JobUnsuccessfulCompletionEvent will be handled by JobHistoryEventHandler#handleEvent with type EventType.JOB_FAILED
Based on the following code, you can see the JobIndexInfo#finishTime is set correctly but JobIndexInfo#submitTime and JobIndexInfo#jobStartTime are still -1.

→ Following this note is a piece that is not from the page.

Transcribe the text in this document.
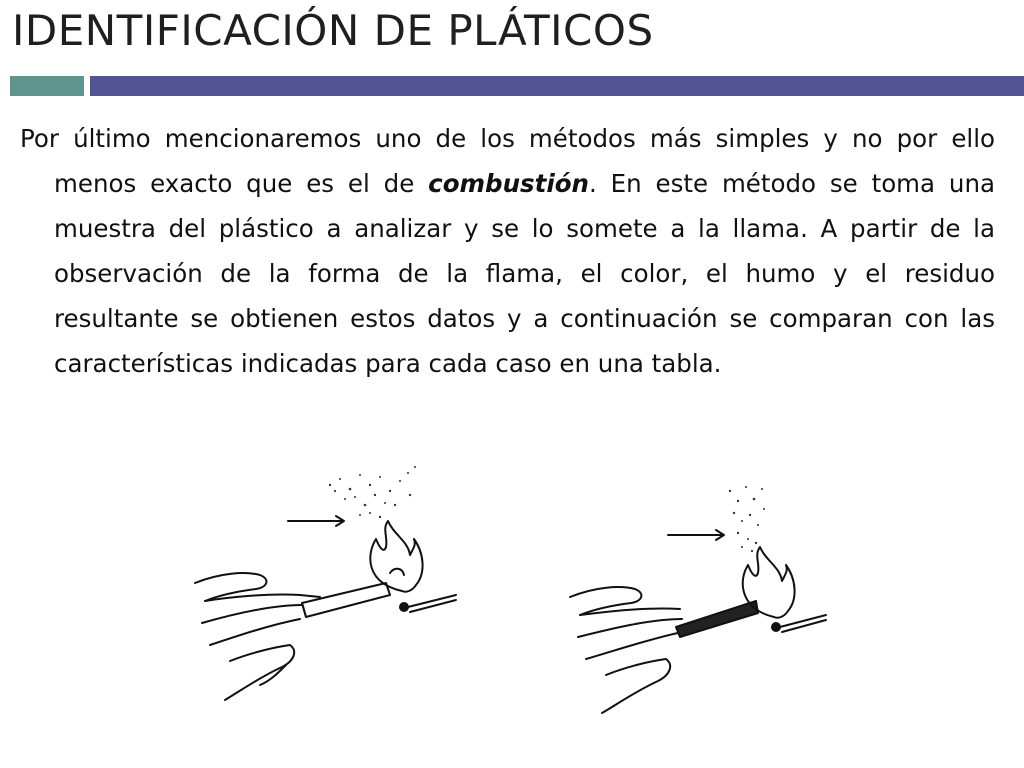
IDENTIFICACIÓN DE PLÁTICOS
Por último mencionaremos uno de los métodos más simples y no por ello menos exacto que es el de combustión. En este método se toma una muestra del plástico a analizar y se lo somete a la llama. A partir de la observación de la forma de la flama, el color, el humo y el residuo resultante se obtienen estos datos y a continuación se comparan con las características indicadas para cada caso en una tabla.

if (event.getHistoryEvent().getEventType() == EventType.JOB_FAILED || event.getHistoryEvent().getEventType() == EventType.JOB_KILLED) { try { JobUnsuccessfulCompletionEvent jucEvent = (JobUnsuccessfulCompletionEvent) event .getHistoryEvent(); mi.getJobIndexInfo().setFinishTime(jucEvent.getFinishTime()); mi.getJobIndexInfo().setNumMaps(jucEvent.getFinishedMaps()); mi.getJobIndexInfo().setNumReduces(jucEvent.getFinishedReduces()); mi.getJobIndexInfo().setJobStatus(jucEvent.getStatus()); closeEventWriter(event.getJobID()); processDoneFiles(event.getJobID()); } catch (IOException e) { throw new YarnRuntimeException(e); } }
The error job history file name in our log is "job_1418398645407_115853--1-worun-kafka%2Dto%2Dhdfs%5Btwo%5D%5B15+topic%28s%29%5D-1423572836007-0-0-FAILED-root.journaling-1423572836007.jhist"
Based on the filename, you can see submitTime is -1, finishTime is 1423572836007 and jobStartTime is 1423572836007.
The jobStartTime is not -1, and jobStartTime is the same as finishTime.
It is because jobStartTime is handled specially in FileNameIndexUtils#getDoneFileName:
//JobStartTime if (indexInfo.getJobStartTime() >= 0) { sb.append(indexInfo.getJobStartTime()); } else { sb.append(indexInfo.getFinishTime()); }